After launching the MITM attack using the Cain tool, RDP traffic between Windows 7 Target and Windows 2008 will be directed to Windows 7 Attacker; and Windows 7 Attacker will relay this traffic.

• Open Windows 7 Attacker on Netlab environment
• Run the Cain tool by clicking the Cain icon on the desktop, start Sniffer (1) and click the Sniffer tab (2). You will be on the hosts section by default (3).
• Open the MAC address scan menu by right-clicking anywhere on the spreadsheet and clicking on the Scan MAC Addresses
• Choose the range as shown below and click the OK button. (This is the range for IP addresses for 192.168.2.0/24 network.)
• You will see a result screen like below.
• Now, it is time to leverage the MITM attack. In order to do this, Cain tool will poison the ARP caches of Window 7 Target and Windows 2008 machines, so that the traffic will pass over the Windows 7 Attacker machine. Complete the steps below to set everything ready for ARP cache poisoning.
  1. Click the APR tab (1)
  2. Click APR icon (2)
  3. Click on the empty spreadsheet on the workspace (3)
  4. Click on the “+” icon to add hosts for ARP cache poisoning (4)
  5. Select IP Address 192.168.2.13 from the left section (5)
  6. Select IP Address 192.168.2.11 from the right section (6)
  7. Click OK

 

• Start poisoningby clicking the poisoning button (1)

Now, it is time to create an RDP traffic between Windows 7 Target and Windows 2008. This traffic will not be solely between these two computers.

• Switch to Windows 7 Target on the Netlab environment.
• Click the start button, andclick on the Remote Desktop Connection icon.
• Type 192.168.2.11 in the computer section, which is the IP address of Windows 2008. Click connect.

 

• Type administrator as username and aA12345 as password.
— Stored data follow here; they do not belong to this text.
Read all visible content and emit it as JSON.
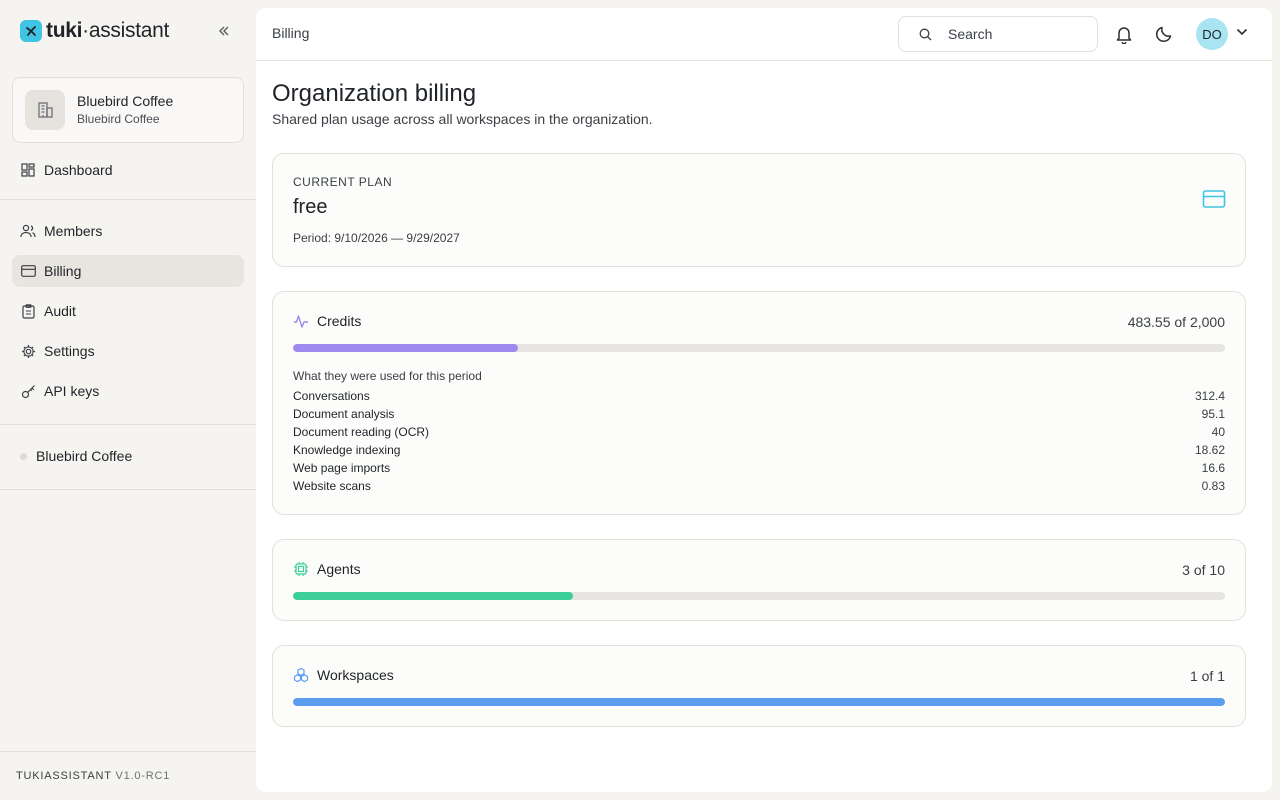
{
  "brand": {
    "name_bold": "tuki",
    "name_sep": "·",
    "name_rest": "assistant"
  },
  "org": {
    "name": "Bluebird Coffee",
    "subtitle": "Bluebird Coffee"
  },
  "nav": {
    "dashboard": "Dashboard",
    "members": "Members",
    "billing": "Billing",
    "audit": "Audit",
    "settings": "Settings",
    "api_keys": "API keys"
  },
  "workspaces": [
    {
      "name": "Bluebird Coffee"
    }
  ],
  "version": {
    "app": "TUKIASSISTANT",
    "ver": "V1.0-RC1"
  },
  "topbar": {
    "breadcrumb": "Billing",
    "search_placeholder": "Search",
    "user_initials": "DO"
  },
  "page": {
    "title": "Organization billing",
    "subtitle": "Shared plan usage across all workspaces in the organization."
  },
  "plan": {
    "eyebrow": "CURRENT PLAN",
    "name": "free",
    "period": "Period: 9/10/2026 — 9/29/2027",
    "icon": "credit-card-icon"
  },
  "credits": {
    "label": "Credits",
    "value_text": "483.55 of 2,000",
    "used": 483.55,
    "limit": 2000,
    "color": "#9f8aef",
    "breakdown_title": "What they were used for this period",
    "breakdown": [
      {
        "label": "Conversations",
        "value": "312.4"
      },
      {
        "label": "Document analysis",
        "value": "95.1"
      },
      {
        "label": "Document reading (OCR)",
        "value": "40"
      },
      {
        "label": "Knowledge indexing",
        "value": "18.62"
      },
      {
        "label": "Web page imports",
        "value": "16.6"
      },
      {
        "label": "Website scans",
        "value": "0.83"
      }
    ]
  },
  "agents": {
    "label": "Agents",
    "value_text": "3 of 10",
    "used": 3,
    "limit": 10,
    "color": "#3ccf9b"
  },
  "workspaces_usage": {
    "label": "Workspaces",
    "value_text": "1 of 1",
    "used": 1,
    "limit": 1,
    "color": "#5b9ef0"
  },
  "colors": {
    "accent": "#3fc4e3",
    "active_nav": "#e8e5e0"
  }
}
Click OK.

 

• Click Yes at the certificate warning window

 

• You will log into Windows 2003 over the RDP connection.
• Switch to Windows 7 Attacker.Open the captured traffic by clicking APR-RDP on the tree (1) and then right-clicking the second row, and then click on view.
• Captured traffic will be opened on the Notepad. Search within the Notepad for the “keypressed”keyword. You will be able to see every key pressed by the user while connecting to the remote computer over the RDP protocol.

Take a screen capture of the Notepad showing the first two characters of the password.

Weekly Learning and Reflection

In two to three paragraphs (i.e., sentences, not bullet lists) using APA style citations if needed, summarize, and interact with the content covered in this lab. Summarize what you did as an attacker, what kind of vulnerabilities did you exploit, what might have prevented these attacks. Mention the attackers and all of the targets in your summary. You can provide topologies, sketches, graphics if you want. In particular, highlight what surprised, enlightened, or otherwise engaged you. You should think and write critically, not just about what was presented but also what you have learned through the session. You can ask questions for the things you’re confused about. Questions asked here will be summarized and answered anonymously in the next class.